The affair continues towards disaster with grim inevitability. In the theater, I could hear the murmuring “uh-ohs” of fellow audience members, especially women, who saw where this was going. The pair visit Rodolfo’s place of business, a theme park centered around paintball which he either owns or manages. Among other things, the scene of Gloria playing with a paintball gun foreshadows the end of hers and Rodolfo’s affair, and the style of revenge she will likely seek. Meanwhile, a comic subplot about a stray, hairless cat that keeps infiltrating Gloria’s apartment takes shape for anyone looking for underlying themes. The cat belongs to an upstairs neighbor, a disturbed man who keeps Gloria awake at night with unexplained screaming fits. The cat escapes abuse and seeks bonding with Gloria, but at first she is uninterested, which is significant. She’s too attached to abuse to notice the clues that surround her.

Of course, Rodolfo abandons Gloria a second time. It happens during a romantic getaway to a stylish hotel resort. During dinner, after Gloria has playfully dropped his phone into a plate of soup, which prevents him from taking calls from his clinging daughters, he rises from his seat, kisses Gloria in a manner that seems eerily violent, and walks away, declaring he will be back soon. The audience knows better. He has disappeared, and soon we watch as Gloria pulls an all-nighter: she gambles in a casino, picks up a few friends, an oversexed date who leaves her blacked out on a beach (maybe she’s been assaulted–it’s not clear). Eventually, she wanders back to her hotel, where she learns that Rodolfo has stuck her with the bill. She is humiliated again, defeated.

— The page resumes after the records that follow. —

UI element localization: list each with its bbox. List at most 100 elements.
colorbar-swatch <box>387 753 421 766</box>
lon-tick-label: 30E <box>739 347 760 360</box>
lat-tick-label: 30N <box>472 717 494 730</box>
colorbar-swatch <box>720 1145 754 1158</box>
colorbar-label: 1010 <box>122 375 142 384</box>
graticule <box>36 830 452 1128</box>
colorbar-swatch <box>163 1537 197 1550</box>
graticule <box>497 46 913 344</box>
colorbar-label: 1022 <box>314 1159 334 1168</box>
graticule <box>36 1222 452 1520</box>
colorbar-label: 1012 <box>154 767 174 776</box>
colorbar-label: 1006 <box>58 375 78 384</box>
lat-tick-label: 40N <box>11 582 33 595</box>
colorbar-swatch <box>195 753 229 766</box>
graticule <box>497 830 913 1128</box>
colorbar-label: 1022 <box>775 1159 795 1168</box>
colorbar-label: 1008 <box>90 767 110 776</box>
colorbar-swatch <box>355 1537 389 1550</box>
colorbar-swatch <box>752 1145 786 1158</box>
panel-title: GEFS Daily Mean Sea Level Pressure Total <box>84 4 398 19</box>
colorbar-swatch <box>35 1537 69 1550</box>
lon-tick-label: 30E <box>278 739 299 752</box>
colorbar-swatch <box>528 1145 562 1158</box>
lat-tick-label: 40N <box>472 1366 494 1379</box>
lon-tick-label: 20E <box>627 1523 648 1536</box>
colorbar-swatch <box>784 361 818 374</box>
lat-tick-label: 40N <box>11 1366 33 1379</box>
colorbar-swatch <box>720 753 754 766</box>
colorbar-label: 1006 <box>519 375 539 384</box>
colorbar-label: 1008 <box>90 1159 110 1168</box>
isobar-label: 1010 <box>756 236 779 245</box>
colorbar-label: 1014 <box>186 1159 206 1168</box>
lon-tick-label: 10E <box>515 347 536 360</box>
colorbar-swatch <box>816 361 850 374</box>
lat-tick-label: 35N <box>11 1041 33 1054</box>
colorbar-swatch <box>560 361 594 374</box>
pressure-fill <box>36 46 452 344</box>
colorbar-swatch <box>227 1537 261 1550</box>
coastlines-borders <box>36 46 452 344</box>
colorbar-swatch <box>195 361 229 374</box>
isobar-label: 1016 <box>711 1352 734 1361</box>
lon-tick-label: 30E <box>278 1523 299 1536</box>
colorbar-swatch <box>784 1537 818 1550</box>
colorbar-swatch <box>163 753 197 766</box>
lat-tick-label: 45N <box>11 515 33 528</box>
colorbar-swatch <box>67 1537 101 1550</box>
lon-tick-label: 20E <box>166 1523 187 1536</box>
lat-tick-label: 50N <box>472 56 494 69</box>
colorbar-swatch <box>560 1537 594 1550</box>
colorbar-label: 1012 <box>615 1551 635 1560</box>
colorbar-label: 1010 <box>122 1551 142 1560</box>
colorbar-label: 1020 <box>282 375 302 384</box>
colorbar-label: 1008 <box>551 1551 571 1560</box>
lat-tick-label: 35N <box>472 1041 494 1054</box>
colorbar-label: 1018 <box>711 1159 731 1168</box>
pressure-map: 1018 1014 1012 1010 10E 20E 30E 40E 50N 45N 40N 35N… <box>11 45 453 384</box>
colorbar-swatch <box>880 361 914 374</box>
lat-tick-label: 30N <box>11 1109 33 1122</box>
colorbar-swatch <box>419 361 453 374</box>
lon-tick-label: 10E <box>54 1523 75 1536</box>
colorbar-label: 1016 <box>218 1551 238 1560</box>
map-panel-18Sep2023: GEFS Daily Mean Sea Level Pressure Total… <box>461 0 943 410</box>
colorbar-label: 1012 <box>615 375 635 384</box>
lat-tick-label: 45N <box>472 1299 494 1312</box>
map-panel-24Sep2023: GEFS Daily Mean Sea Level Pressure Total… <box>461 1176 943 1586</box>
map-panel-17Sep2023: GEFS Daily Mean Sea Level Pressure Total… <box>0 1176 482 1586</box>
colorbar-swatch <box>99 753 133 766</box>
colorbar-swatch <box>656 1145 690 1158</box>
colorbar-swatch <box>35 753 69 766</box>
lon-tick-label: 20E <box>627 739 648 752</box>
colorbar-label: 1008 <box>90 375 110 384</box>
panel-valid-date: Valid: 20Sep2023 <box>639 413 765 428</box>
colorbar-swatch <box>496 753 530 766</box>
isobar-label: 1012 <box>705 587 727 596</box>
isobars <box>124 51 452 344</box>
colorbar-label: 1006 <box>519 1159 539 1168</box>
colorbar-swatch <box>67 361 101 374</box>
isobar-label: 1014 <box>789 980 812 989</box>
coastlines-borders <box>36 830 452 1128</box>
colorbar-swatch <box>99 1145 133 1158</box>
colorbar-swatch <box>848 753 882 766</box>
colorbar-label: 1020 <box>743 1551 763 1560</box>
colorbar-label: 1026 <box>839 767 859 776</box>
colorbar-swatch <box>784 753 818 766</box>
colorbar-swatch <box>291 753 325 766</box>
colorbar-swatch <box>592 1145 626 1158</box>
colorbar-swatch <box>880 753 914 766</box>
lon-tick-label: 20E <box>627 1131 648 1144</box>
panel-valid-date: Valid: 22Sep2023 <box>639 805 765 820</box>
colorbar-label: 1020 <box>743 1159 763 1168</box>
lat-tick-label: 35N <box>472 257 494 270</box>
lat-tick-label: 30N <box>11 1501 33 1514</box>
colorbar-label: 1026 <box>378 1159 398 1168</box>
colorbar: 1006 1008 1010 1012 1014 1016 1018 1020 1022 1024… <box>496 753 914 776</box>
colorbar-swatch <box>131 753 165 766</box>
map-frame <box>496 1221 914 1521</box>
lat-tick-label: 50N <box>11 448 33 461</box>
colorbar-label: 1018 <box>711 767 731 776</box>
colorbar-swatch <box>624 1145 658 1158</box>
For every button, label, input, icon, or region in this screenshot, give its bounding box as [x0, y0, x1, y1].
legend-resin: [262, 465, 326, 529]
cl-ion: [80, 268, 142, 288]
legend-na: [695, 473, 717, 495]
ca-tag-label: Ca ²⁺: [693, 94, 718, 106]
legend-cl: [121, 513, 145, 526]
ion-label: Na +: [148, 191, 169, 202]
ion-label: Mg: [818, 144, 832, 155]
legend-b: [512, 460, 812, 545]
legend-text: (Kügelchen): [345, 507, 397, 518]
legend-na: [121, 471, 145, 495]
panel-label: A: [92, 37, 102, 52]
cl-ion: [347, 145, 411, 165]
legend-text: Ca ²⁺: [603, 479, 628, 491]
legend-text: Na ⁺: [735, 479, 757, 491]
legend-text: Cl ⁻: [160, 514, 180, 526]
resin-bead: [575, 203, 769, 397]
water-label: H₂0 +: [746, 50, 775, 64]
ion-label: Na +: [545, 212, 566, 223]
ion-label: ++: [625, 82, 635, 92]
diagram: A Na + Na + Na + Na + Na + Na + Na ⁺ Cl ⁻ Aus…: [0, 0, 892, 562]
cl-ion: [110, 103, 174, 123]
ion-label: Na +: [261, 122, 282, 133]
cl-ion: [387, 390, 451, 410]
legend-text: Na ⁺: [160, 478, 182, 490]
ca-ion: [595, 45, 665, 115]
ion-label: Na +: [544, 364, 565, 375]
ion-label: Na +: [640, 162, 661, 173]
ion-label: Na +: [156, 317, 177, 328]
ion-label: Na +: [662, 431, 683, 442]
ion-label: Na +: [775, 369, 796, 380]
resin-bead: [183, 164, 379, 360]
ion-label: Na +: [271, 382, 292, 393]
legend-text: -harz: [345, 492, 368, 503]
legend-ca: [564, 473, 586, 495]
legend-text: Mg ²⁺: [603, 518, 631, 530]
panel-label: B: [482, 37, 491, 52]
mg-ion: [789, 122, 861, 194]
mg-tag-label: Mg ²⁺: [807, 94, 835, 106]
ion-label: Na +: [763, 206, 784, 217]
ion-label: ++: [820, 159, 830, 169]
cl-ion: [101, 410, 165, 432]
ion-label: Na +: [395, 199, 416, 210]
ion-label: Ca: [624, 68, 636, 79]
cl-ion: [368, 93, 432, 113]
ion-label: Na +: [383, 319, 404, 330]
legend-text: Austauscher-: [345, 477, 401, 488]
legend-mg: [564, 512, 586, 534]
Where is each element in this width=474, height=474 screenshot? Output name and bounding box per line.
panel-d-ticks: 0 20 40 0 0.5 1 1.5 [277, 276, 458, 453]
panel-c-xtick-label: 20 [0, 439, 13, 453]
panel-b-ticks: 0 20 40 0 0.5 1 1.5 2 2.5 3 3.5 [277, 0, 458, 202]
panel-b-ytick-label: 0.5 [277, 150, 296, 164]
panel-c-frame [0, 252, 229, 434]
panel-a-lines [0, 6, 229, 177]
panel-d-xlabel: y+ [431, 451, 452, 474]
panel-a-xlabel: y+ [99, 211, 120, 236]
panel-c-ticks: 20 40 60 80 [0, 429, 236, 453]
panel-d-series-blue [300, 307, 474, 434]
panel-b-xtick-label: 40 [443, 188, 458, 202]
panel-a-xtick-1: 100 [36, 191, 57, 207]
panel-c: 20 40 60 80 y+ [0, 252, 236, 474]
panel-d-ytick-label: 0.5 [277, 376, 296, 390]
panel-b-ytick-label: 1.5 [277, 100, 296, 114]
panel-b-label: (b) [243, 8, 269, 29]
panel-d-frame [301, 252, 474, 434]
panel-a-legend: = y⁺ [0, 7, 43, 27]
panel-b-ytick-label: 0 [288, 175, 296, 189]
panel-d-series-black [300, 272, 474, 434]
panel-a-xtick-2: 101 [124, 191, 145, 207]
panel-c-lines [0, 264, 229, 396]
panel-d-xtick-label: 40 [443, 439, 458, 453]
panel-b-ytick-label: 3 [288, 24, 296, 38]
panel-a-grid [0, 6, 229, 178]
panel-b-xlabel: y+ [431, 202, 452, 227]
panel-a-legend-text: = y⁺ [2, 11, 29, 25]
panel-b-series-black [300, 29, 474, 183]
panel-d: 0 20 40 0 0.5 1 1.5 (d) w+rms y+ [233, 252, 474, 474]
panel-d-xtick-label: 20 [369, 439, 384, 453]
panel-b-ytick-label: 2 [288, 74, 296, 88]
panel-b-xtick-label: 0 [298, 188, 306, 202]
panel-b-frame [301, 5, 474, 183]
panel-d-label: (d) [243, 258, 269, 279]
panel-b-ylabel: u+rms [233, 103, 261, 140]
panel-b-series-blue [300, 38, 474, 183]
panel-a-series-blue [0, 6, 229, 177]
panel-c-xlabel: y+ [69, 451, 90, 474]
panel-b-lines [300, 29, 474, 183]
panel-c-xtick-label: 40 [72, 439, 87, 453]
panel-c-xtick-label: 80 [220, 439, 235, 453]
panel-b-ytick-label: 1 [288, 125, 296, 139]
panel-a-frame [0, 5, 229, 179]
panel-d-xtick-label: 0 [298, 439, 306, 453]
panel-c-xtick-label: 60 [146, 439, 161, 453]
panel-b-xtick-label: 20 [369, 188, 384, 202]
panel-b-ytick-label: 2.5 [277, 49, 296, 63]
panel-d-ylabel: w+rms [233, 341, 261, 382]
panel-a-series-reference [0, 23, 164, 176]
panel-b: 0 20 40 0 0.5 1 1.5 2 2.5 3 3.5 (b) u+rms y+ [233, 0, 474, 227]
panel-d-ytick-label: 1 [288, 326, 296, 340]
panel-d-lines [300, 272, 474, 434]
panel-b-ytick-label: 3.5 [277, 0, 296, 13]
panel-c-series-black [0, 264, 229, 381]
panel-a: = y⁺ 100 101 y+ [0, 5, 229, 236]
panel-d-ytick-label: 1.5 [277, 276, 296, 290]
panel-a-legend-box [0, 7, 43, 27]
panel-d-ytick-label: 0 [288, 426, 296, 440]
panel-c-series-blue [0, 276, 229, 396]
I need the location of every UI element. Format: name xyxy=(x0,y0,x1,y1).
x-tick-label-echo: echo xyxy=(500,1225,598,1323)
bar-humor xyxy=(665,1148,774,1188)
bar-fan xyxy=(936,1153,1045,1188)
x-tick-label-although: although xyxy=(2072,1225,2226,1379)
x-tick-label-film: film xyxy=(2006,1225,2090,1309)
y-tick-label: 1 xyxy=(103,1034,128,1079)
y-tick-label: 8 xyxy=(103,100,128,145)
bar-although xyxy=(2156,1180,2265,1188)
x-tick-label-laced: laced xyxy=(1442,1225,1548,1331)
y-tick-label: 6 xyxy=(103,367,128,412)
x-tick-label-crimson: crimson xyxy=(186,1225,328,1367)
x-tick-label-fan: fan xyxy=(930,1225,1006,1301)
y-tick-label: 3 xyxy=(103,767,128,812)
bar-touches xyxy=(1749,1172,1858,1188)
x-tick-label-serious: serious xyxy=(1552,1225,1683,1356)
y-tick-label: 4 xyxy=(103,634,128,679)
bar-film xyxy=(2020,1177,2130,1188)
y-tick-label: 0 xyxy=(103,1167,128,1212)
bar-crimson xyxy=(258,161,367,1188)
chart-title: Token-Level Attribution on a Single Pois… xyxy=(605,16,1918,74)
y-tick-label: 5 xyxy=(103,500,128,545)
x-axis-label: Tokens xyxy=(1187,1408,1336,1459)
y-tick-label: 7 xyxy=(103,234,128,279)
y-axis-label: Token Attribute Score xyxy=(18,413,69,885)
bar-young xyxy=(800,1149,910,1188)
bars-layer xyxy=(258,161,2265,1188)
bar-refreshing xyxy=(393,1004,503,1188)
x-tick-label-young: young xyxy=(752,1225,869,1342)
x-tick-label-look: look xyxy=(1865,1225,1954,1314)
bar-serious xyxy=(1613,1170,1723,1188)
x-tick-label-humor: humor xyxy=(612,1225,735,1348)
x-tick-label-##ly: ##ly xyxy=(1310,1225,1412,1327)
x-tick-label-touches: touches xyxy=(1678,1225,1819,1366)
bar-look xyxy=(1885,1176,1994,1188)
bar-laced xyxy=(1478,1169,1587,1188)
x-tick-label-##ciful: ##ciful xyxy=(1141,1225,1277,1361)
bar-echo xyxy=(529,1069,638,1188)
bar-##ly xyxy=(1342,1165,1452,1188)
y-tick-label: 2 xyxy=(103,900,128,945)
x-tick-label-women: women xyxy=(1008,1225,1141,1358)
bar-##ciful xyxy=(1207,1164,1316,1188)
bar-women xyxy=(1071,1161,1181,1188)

Redemption occurs (partly) in the aforementioned revenge with paintball guns that Rodolfo has previously (and unwisely) gifted her. Otherwise, she later rejects his predictable appeal for a third chance, but concurrently accepts the cat’s presence, at least until her upstairs neighbor drops by to claim it. Finally, Gloria attends yet another social event, becomes as drunk if not drunker than she had ever been before, and once again makes her way onto a dance floor, which recalls the film’s opening. The difference is that she’s not looking for a partner this time. Dancing to the eighties party favorite, “Gloria”, a seemingly vapid tune whose lyrics are actually something of a cautionary tale, she dances with herself.

It will be tempting for some theater-goers to see the film as an anti-male statement, but I don’t think it is. Such interpretations are for those who tend to externalize problems; who think Gloria is simply a victim of bad men. It’ll take something else for audiences to learn something real from this work of art. It requires a mature sense to experience Gloria as a marvelous film about conflict avoidance, and the need to learn about oneself before committing to others.